Closer to home, lunch at the equally famous and dependable Joe’s Stone Crab Restaurant in Miami Beach was a summation of the early influences of my hometown: iced, cracked crab claws with two dipping sauces, mustard-spiked mayonnaise and melted butter; hash brown potatoes, crisp and rich; Cole slaw, ditto; and key lime pie with a Graham cracker crust and a whipped cream crown.

My utopian eatery? Desert-island menu? Last meal? During a restaurateurs’ conference several years ago, I was among a panel of critics asked just that. Several of the world’s best restaurants came to mind. I’ve dined superbly at such starry icons as Taillevent in Paris, Le Bernardin in New York, Galatoire’s in New Orleans, the Oriental Hotel in Bangkok, and London’s Savoy Grill.

I didn’t hesitate: Zuni Café, on Market Street, San Francisco. Late lunch on a clear, crisp day. A table by a window. The classic American spread: Caesar salad, none better; a heap of salty shoestring fries, the best I know; a thick beef burger, cooked rare. Very rare.

But never mind. Trust me. You wouldn’t like it.

One Word: Fresh. Ask Executive Chef Linton Hopkins 92C about his philosophy for his renowned Atlanta eatery Restaurant Eugene, and he might wax poetic about the rutabaga, quote painter Paul Cezanne about carrots and revolution, and describe his new favorite technique of poaching in corn milk—all before you can say “in season.” Fresh food drives the menu at Restaurant Eugene, where Hopkins buys many ingredients directly from local producers and serves vegetables and fruits at the peak of ripeness. “As a chef, I want the best ingredients, picked from the earth the day before or the day they go on the plate,” he says. “That freshness just can’t be matched.” Hopkins majored in anthropology at Emory and was headed for medical school (his father, Linton Hopkins 73MR, is a professor in the School of Medicine) until he realized he could make a life as a chef. “I discovered it was a profession with a great lineage and history,” he says. “I could do something I absolutely loved with my life, and I never looked back.”


Chef Linton Hopkins’s Chanterelle Risotto
Serves 6

1c. superfino Arborio rice
½ c. dry white wine
3 c. chicken stock
1 small yellow onion, minced
3 tbl. olive oil
3 tbl. whole butter
2 c. sliced chanterelles
(or the best mushrooms available)
½ c. freshly grated parmesan
zest of one lemon
salt and pepper to taste


Sauté chanterelles in 1 tablespoon butter until liquid released.

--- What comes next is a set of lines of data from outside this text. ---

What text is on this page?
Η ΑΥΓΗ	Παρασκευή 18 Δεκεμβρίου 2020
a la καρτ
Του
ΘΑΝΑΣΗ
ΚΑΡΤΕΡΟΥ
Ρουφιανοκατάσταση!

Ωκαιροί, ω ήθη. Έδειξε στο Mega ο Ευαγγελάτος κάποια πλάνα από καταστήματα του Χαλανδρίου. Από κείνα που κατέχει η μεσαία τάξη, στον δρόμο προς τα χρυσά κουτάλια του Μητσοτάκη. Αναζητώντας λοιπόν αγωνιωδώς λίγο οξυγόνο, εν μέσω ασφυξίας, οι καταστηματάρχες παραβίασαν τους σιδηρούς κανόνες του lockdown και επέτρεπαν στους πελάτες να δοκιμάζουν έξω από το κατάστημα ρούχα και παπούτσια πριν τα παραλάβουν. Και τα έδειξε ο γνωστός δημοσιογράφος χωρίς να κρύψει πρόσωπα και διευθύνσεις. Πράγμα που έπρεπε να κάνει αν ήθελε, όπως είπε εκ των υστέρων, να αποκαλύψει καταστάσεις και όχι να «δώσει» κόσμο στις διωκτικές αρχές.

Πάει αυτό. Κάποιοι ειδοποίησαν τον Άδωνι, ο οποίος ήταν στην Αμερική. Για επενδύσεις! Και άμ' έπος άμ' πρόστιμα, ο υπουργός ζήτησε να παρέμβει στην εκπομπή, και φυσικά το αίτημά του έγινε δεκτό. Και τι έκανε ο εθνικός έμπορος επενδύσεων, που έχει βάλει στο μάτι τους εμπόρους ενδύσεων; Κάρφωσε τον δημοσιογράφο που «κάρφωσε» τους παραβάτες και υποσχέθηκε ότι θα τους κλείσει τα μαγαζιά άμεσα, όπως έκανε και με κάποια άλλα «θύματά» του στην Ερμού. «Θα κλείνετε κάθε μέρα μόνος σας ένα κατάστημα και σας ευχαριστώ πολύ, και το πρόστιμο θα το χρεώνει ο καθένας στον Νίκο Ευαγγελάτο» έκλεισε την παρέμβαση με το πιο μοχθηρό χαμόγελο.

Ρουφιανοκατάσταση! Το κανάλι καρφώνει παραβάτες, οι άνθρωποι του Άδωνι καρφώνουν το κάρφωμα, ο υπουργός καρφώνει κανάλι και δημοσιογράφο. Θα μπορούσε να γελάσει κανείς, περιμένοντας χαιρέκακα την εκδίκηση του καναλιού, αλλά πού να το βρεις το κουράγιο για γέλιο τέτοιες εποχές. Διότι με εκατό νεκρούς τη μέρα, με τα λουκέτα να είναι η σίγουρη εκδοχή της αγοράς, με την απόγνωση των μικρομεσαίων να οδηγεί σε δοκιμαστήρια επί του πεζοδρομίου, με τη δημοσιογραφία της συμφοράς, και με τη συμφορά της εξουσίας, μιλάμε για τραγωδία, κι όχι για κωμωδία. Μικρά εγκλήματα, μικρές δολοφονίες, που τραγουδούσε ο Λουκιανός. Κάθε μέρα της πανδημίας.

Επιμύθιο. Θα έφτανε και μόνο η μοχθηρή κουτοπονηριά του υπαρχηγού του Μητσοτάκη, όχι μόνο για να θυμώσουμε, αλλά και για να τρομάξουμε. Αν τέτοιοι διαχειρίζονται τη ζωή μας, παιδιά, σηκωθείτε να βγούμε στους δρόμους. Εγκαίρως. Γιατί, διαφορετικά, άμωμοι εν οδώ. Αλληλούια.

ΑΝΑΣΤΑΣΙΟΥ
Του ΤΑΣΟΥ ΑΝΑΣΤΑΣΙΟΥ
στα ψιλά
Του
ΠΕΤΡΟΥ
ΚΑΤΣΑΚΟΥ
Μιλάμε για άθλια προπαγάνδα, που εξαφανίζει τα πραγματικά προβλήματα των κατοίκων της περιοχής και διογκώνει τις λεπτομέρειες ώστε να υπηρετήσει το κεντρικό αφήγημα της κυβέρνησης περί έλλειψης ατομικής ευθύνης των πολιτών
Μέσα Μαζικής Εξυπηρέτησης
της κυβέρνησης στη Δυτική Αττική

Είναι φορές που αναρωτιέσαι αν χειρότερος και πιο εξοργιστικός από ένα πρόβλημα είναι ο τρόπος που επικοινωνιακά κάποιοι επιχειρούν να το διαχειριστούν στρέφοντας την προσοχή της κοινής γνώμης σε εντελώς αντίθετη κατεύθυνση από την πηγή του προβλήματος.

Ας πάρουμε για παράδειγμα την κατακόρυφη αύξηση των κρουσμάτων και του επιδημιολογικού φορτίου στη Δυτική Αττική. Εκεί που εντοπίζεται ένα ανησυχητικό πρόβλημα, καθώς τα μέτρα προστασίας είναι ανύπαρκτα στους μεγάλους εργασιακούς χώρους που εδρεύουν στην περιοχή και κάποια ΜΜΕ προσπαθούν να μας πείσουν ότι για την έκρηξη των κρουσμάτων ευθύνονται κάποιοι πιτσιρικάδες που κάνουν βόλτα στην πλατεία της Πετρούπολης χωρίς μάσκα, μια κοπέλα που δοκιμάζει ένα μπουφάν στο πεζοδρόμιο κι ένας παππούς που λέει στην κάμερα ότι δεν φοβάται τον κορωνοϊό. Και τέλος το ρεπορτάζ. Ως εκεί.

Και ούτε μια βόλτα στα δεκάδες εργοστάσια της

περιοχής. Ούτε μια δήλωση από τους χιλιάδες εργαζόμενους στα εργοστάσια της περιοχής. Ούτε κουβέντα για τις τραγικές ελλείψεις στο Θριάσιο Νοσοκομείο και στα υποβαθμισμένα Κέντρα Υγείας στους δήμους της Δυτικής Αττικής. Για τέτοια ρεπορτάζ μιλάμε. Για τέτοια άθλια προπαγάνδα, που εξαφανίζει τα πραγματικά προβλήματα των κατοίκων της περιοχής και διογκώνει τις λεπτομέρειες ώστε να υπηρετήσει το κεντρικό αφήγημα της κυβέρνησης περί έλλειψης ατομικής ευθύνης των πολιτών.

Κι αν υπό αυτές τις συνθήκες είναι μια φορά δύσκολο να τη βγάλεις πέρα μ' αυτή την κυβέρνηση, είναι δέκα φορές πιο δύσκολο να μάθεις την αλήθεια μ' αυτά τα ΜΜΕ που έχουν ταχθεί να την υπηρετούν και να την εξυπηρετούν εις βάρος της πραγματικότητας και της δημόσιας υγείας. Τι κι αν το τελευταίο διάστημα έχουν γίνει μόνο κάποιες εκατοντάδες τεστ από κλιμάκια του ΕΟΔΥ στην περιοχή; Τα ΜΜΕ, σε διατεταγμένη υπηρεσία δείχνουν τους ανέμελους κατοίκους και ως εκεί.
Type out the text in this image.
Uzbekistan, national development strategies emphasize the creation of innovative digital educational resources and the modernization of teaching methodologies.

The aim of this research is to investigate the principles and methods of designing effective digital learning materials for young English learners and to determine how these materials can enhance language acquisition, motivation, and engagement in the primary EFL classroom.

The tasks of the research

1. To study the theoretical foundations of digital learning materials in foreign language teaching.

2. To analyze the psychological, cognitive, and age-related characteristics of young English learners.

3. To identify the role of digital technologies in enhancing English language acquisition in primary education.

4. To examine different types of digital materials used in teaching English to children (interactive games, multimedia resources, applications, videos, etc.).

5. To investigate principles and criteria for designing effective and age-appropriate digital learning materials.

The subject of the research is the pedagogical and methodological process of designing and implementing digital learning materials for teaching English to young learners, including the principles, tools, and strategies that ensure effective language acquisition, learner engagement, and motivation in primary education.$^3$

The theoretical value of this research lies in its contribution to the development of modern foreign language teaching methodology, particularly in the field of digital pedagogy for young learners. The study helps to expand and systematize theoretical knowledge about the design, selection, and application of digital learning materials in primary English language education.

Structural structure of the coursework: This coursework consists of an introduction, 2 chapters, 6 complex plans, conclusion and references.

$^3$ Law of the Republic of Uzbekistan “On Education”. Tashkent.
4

Remove from heat and reserve. In a saucepan, sauté onion until translucent, add rice, and stir until well coated. Add white wine and stir until absorbed.
Add chicken stock in thirds, stirring until each amount is absorbed. When the rice is cooked through but still al dente, add chanterelles. Remove from heat; stir in remaining butter, cream and zest. Season to taste.